Thursday, 30 January 2014

Congress retired hurt

In the futuristic planning processes currently unfolding in the Congress, politics does not seem to concern the now and the present.
Barring some concessions to the election season, such as the alliance in the process of being stitched up with the Rashtriya Janata Dal (RJD) in Bihar, the top leadership’s diffidence has sent despondent signals down the line in the run up to the polls, where the principal opposition party has mounted an all-cylinders-blazing campaign.
Party Vice-President Rahul Gandhi’s sincerity in effecting “radical, long-term” structural changes is matched only by the stoicism with which the old guard is maintaining status quo.
In a meeting with representatives of the SC/ST/OBC communities on December 13, Rahul had declared: “Congress cannot be functioning in the same manner. Processes need to be blown apart and we need to transform the way the Congress has been functioning.

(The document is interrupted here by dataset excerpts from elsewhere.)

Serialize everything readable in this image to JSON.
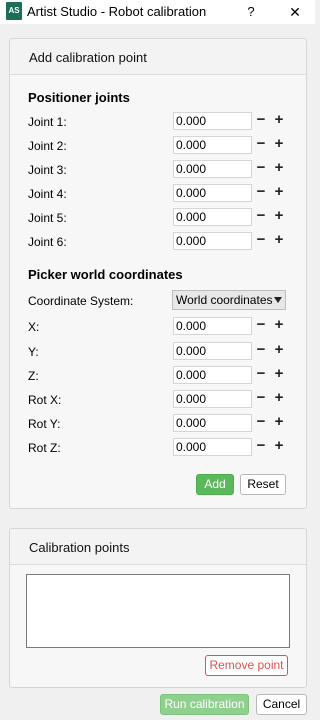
{
  "window": {
    "app_icon_text": "AS",
    "title": "Artist Studio - Robot calibration",
    "help_label": "?",
    "close_label": "✕"
  },
  "add_panel": {
    "title": "Add calibration point",
    "joints_title": "Positioner joints",
    "joints": [
      {
        "label": "Joint 1:",
        "value": "0.000"
      },
      {
        "label": "Joint 2:",
        "value": "0.000"
      },
      {
        "label": "Joint 3:",
        "value": "0.000"
      },
      {
        "label": "Joint 4:",
        "value": "0.000"
      },
      {
        "label": "Joint 5:",
        "value": "0.000"
      },
      {
        "label": "Joint 6:",
        "value": "0.000"
      }
    ],
    "picker_title": "Picker world coordinates",
    "coord_system_label": "Coordinate System:",
    "coord_system_value": "World coordinates",
    "coords": [
      {
        "label": "X:",
        "value": "0.000"
      },
      {
        "label": "Y:",
        "value": "0.000"
      },
      {
        "label": "Z:",
        "value": "0.000"
      },
      {
        "label": "Rot X:",
        "value": "0.000"
      },
      {
        "label": "Rot Y:",
        "value": "0.000"
      },
      {
        "label": "Rot Z:",
        "value": "0.000"
      }
    ],
    "minus_label": "−",
    "plus_label": "+",
    "add_label": "Add",
    "reset_label": "Reset"
  },
  "points_panel": {
    "title": "Calibration points",
    "remove_label": "Remove point"
  },
  "footer": {
    "run_label": "Run calibration",
    "cancel_label": "Cancel"
  },
  "colors": {
    "accent_green": "#5cb85c",
    "danger_red": "#d9534f",
    "app_icon": "#1d6e57"
  }
}
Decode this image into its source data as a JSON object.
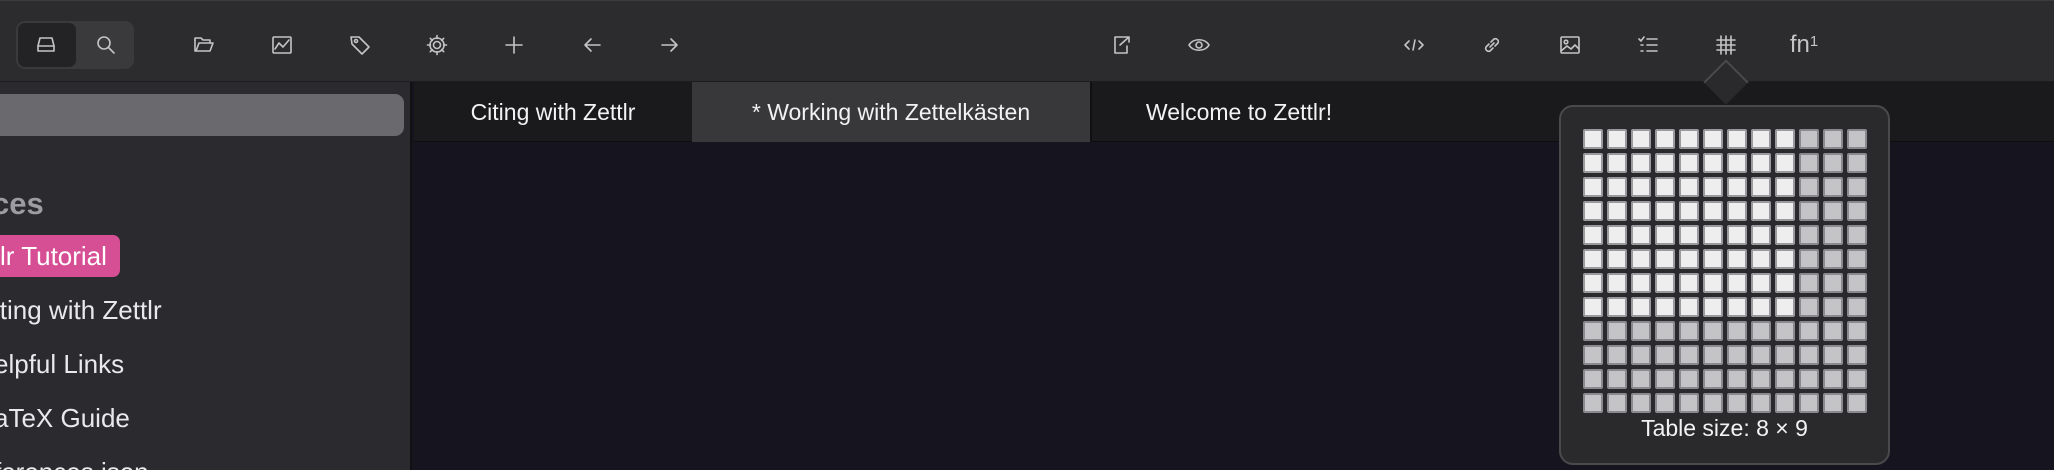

I know people dislike me for it but I don’t care.”
Contrast this claim with the most critical structure in an election year i.e. the screening committee for candidate selection, which has shown no signs of restructuring.
The screening committee of the Congress still includes the AICC general secretary in charge of a particular state, an observer from the AICC, the president of the Pradesh Congress Committee (PCC) and leader of the Congress Legislature Party.

And while suggestions to the effect of fielding 50 per cent of the Lok Sabha candidates below the age of 35 years had been floated at an AICC meeting on January 17, the screening committees have so far received no broad directions for candidate selection.
Team Rahul Gandhi wants to ‘democratise’ the candidate selection and the screening committees will soon get ‘guidelines’ on the process.
Sources in the Rahul camp claim the age-old system of leaders of various camps recommending names for party tickets will be stopped.
But the reality is that, as opposed to Rahul pitching for younger candidates, the party fielded octogenarian Motilal Vohra and septuagenarians Murli Deora and Viplove Thakur for the upcoming Rajya Sabha elections.
“We do not expect many seats. We would be happy if at least 10 per cent seats were given to Congress workers who are less than 40,” said a Youth Congress functionary.
At the same time, the urgency and hunger for victory are replaced by various experiments to overhaul the organisation.
While the BJP has closed ranks and announced “winnability” as the only criterion for candidate selection in every seat, Rahul has announced that in at least 15 Lok Sabha seats across the country, candidates will be decided through a referendum.